GAO Report On Weapon Cyber Security

I’ve blogged many times about the state of the Internet of Too Many Things, AKA, The Internet of Broken Things.   Consumer IT is poorly built and many times, simply shoddy.  (I tend to be offended by stuff that is built no better than what we were doing in university labs in the 80s.  We know better, and should be doing better.)

If only this were just a problem for consumer gadgets.

Everyone knows that military weapons are more and more automated, incorporating high tech and cleaver IT through and through.  Military uses have long driven the development of digital systems, indeed, the microcomputer and internet were enabled by reusing technology developed for military uses.

Of course, real weapons systems have many special requirements, and are developed and tested differently than civilian systems.  Among other things, military systems are dangerous—lethal, in fact—and always under threat from adversaries.  Hackers screwing with my phone is a problem, hackers screwing with a war machine is disastrous.

So we hope that developers are creating really solid, unhackable systems, no?

This fall, the US GAO (investigative arm of the US Congress) released a not very reassuring report on “WEAPON SYSTEMS CYBER SECURITY”[1].  The subtitle tells the story:

DOD Just Beginning to Grapple with Scale of Vulnerabilities

This isn’t about leaks or spying, this is about the actual machinery itself, which, of course, is built out of computers, networks, and—uh, oh—software.

This unclassified report makes some pretty worrying claims.  There are scary war stories about tests that resulted in (friendly) hackers messing with, disabling, or take control of weapons.  Given the limited nature of the tests, these results can only indicate that any serious adversary could do the same.  That’s just about as bad as it can get.

I’m not happy to hear that some of the problems come from the use of “civilian” software, and “civilian-grade” errors—such as using open source software and not resetting the default password.  I mean, c’mon!  I’d sack a grad student that did that, let alone a bazillion dollar defense contractor.

Less spectacular perhaps, but even worse news are the reports that some systems can’t even be tested because they are too complex and/or impossible to test. I strongly suspect that many aspects of these systems can’t be tested because nobody understands them.  Heck, I don’t understand my phone, so I’m not surprised if some fancy system isn’t really understood.

And I have to note that how ever any single system might have been tested, it is just as important to test integrated systems.  These complex machines are connected and communicating, so even a minor flaw in one may open a dangerous problem in other systems.  No amount of unit testing can reveal system and interaction errors.

The DOD has additional challenges, not least serious limits on information sharing. (They do have fancy acronyms and project names, though.)

The report concludes:

“Program Offices May Have False Sense of Confidence in the Security of Their Programs” p. 27

Given that this report was unclassified and cleared for release, I can’t help but wonder what wasn’t reported.  And given the prowess of the US DOD, we have to assume that other countries may have similar problems. (That’s not a comforting thought.)

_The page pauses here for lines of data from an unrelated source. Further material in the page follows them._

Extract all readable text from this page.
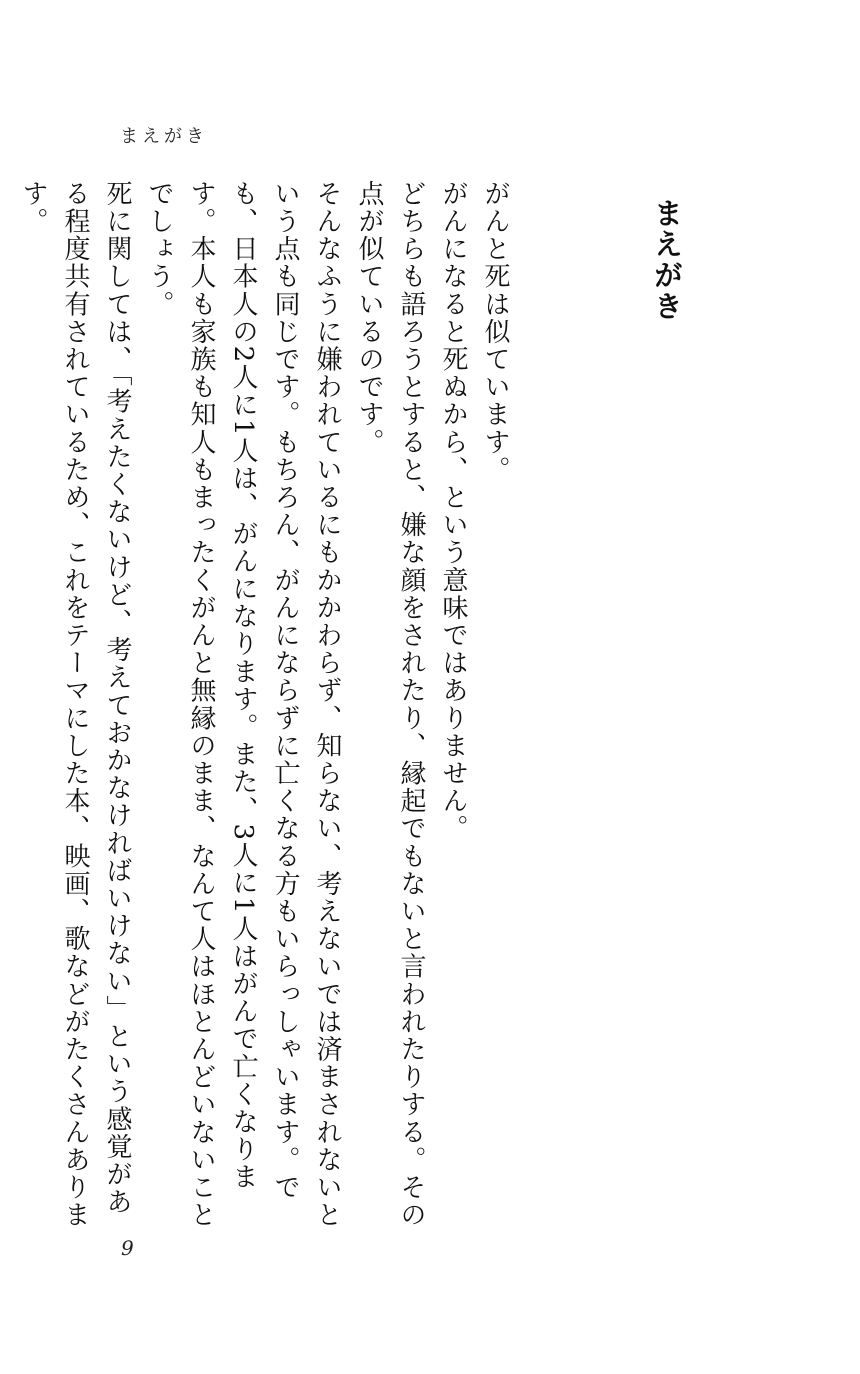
まえがき
まえがき

がんと死は似ています。

がんになると死ぬから、という意味ではありません。

どちらも語ろうとすると、嫌な顔をされたり、縁起でもないと言われたりする。その点が似ているのです。

そんなふうに嫌われているにもかかわらず、知らない、考えないでは済まされないという点も同じです。もちろん、がんにならずに亡くなる方もいらっしゃいます。でも、日本人の2人に1人は、がんになります。また、3人に1人はがんで亡くなります。本人も家族も知人もまったくがんと無縁のまま、なんて人はほとんどいないことでしょう。

死に関しては、「考えたくないけど、考えておかなければいけない」という感覚がある程度共有されているため、これをテーマにした本、映画、歌などがたくさんあります。

9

I hope and assume that there are serious efforts underway to beef up both the design and testing of these systems. The report sketches some initiatives, but it sounds pretty inadequate.

I could imagine that the new Cyber Command might have some responsibility for defensive testing.  Who better to help bolster our own systems.

I will also suggest that developers should rotate through a shift as adversarial testers, and then back to developing.

One company I worked for did something like that.  All the software engineers rotated through three groups, “developers”, “documenters”, and “testers”.  This was a really valuable idea, it gave perspective and respect, and helped produce better software in the first place.  (By the way, being on the “tester” team was fun.  Basically, the “developers” bet you that there are no bugs, and the “testes” bet there are bugs.  Testers always win the bet.)

  1. United States Government Accountability Office, WEAPON SYSTEMS CYBER SECURITY: DOD Just Beginning to Grapple with Scale of Vulnerabilities. United States Government Accountability Office Report to the Committee on Armed Services, U.S. Senate GAO-19-128, 2018.